En democracias infuncionales la ley es una esclava del discurso del poder.
Las insuficiencias del Estado para responder eficientemente a las demandas sociales se suplen con propuestas regulatorias. A la postre, las leyes se amontonan y los problemas llamados a regular se complican. Se recuerda en el pasado la expresión de un candidato presidencial que prometió combatir la pobreza a través de una ley.

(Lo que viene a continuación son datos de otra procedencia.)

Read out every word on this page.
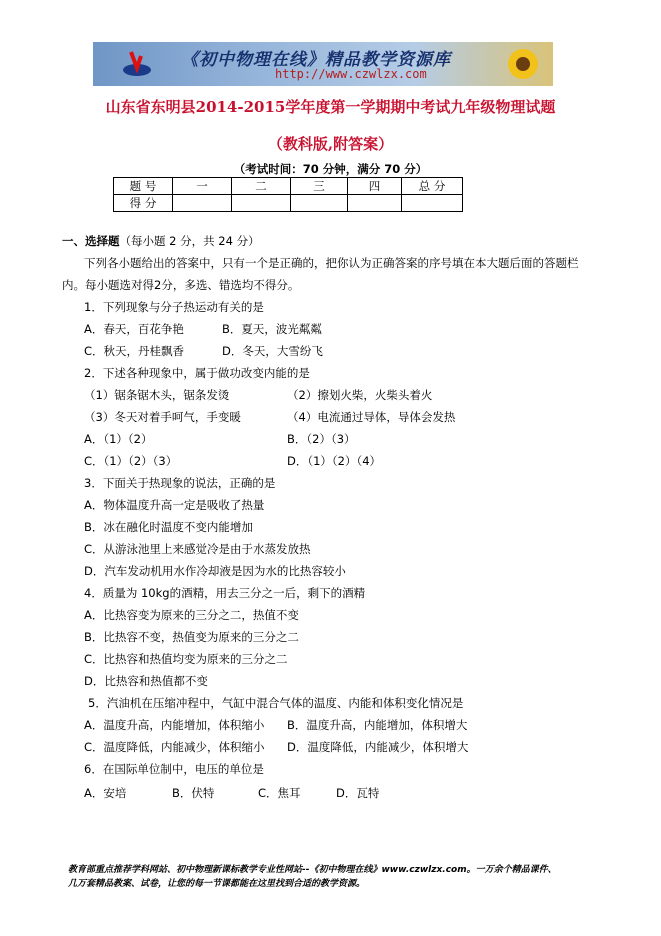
《初中物理在线》精品教学资源库
http://www.czwlzx.com
山东省东明县2014-2015学年度第一学期期中考试九年级物理试题
（教科版,附答案）
（考试时间：70 分钟，满分 70 分）
题 号	一	二	三	四	总 分
得 分					
一、选择题（每小题 2 分，共 24 分）
下列各小题给出的答案中，只有一个是正确的，把你认为正确答案的序号填在本大题后面的答题栏
内。每小题选对得2分，多选、错选均不得分。
1．下列现象与分子热运动有关的是
A．春天，百花争艳	B．夏天，波光粼粼
C．秋天，丹桂飘香	D．冬天，大雪纷飞
2．下述各种现象中，属于做功改变内能的是
（1）锯条锯木头，锯条发烫	（2）擦划火柴，火柴头着火
（3）冬天对着手呵气，手变暖	（4）电流通过导体，导体会发热
A．（1）（2）	B．（2）（3）
C．（1）（2）（3）	D．（1）（2）（4）
3．下面关于热现象的说法，正确的是
A．物体温度升高一定是吸收了热量
B．冰在融化时温度不变内能增加
C．从游泳池里上来感觉冷是由于水蒸发放热
D．汽车发动机用水作冷却液是因为水的比热容较小
4．质量为 10kg的酒精，用去三分之一后，剩下的酒精
A．比热容变为原来的三分之二，热值不变
B．比热容不变，热值变为原来的三分之二
C．比热容和热值均变为原来的三分之二
D．比热容和热值都不变
5．汽油机在压缩冲程中，气缸中混合气体的温度、内能和体积变化情况是
A．温度升高，内能增加，体积缩小 B．温度升高，内能增加，体积增大
C．温度降低，内能减少，体积缩小 D．温度降低，内能减少，体积增大
6．在国际单位制中，电压的单位是
A．安培	B．伏特	C．焦耳	D．瓦特
教育部重点推荐学科网站、初中物理新课标教学专业性网站--《初中物理在线》www.czwlzx.com。一万余个精品课件、
几万套精品教案、试卷，让您的每一节课都能在这里找到合适的教学资源。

El Congreso Nacional no cuenta con una unidad de análisis que organice ni sistematice nuestro acervo legal para determinar sus contradicciones, superposiciones o duplicidades como parte del examen previo de los proyectos que les son sometidos. El ordenamiento legal construido sobre ese desbarajuste es disperso, anárquico e incoherente, lo que explica la desorganización burocrática de un Estado inmenso con instituciones fallidas, repetidas e inorgánicas cuya vigencia solo sirve para justificar nóminas clientelistas.
Es penoso admitir que funciones inherentes a un parlamento, como velar por una gestión legislativa racional, se suplanten por actividades extrañas a su competencia constitucional como lo es el asistencialismo social con marca política, una de sus más groseras distorsiones.
Otro aspecto crítico es la educación legislativa. La formación de nuestros legisladores es empírica. Debiera existir un instituto de formación continua que les facilite cierta preparación en técnica legislativa, cultura parlamentaria, redacción de leyes, ética pública, entre otras materias.
El servicio público del legislador es uno de los más caros pero menos retributivo para el país en términos de calidad, trabajo y eficiencia. La mayoría de los proyectos de leyes sustantivas son redactados por organismos internacionales, entidades oficiales y fundaciones privadas. Proyectos de envergadura suelen festinarse con una destemplanza asombrosa; otros son engavetados por la dejadez, la holganza o la falta de interés político.
Precisamos de un cambio en el Congreso para bien tanto de los legisladores como del país.